8. Cross-Border Data Transfer (CBDT)
For customers located within the European Economic Area (EEA), all transfers of personal data to Huize Telecom Limited (Nigeria) or Huize Holdings LLC (Kyrgyz Republic) are strictly safeguarded by the modular Standard Contractual Clauses (SCCs) adopted by the European Commission on 4 June 2021, pursuant to Article 46 of the GDPR.

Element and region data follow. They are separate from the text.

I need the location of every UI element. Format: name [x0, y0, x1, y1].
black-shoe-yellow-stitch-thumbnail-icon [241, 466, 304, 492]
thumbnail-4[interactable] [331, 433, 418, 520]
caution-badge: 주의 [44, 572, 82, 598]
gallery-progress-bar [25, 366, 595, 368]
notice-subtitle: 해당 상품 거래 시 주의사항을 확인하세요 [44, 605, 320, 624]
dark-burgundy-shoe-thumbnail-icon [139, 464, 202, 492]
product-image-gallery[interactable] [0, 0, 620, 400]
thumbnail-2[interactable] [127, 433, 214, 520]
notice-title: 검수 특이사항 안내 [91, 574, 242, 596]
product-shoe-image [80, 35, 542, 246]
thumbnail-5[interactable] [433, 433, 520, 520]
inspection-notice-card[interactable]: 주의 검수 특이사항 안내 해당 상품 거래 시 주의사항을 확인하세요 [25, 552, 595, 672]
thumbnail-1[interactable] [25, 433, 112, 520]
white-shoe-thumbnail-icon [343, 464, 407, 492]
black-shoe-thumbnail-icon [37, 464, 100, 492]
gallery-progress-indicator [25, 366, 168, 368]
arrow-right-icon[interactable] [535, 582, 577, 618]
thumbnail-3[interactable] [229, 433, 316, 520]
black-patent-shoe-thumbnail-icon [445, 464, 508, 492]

We supplement SCCs with the following technical safeguards:
- SCION Path Isolation: Contractually specify data routes through only approved jurisdictions
- Transfer Impact Assessments (TIAs): Completed for Nigeria and the Kyrgyz Republic as destination countries
- End-to-End Encryption: QKD-line content is quantum-encrypted; we are technically unable to access it
9. Children's Privacy
Our services are directed exclusively at business entities (B2B) and are not intended for individuals under 18. If we inadvertently collect data about a minor, we delete it immediately upon discovery.
10. Policy Updates
This Privacy Policy may be updated to reflect legal or business changes. Material changes will be communicated at least 30 days in advance via customer portal notification and email to registered addresses. The policy version number and "Last Updated" date above will be revised on every change.
Contact Information
Data Protection Officer (DPO):
Email: [email protected]
Phone: +234 8065874913
Postal address: Plot 83 Ralph Shodeinde Street, Central Business District, 4th Floor, Building II, Rivers House, Abuja, 901002, Nigeria
Supervisory Authority Complaints:
EEA residents may lodge a complaint with the data protection authority of their EU/EEA member state. Nigerian residents may contact the National Information Technology Development Agency (NITDA).
This policy is governed by the GDPR (EU 2016/679) and the Nigerian Data Protection Regulation (NDPR).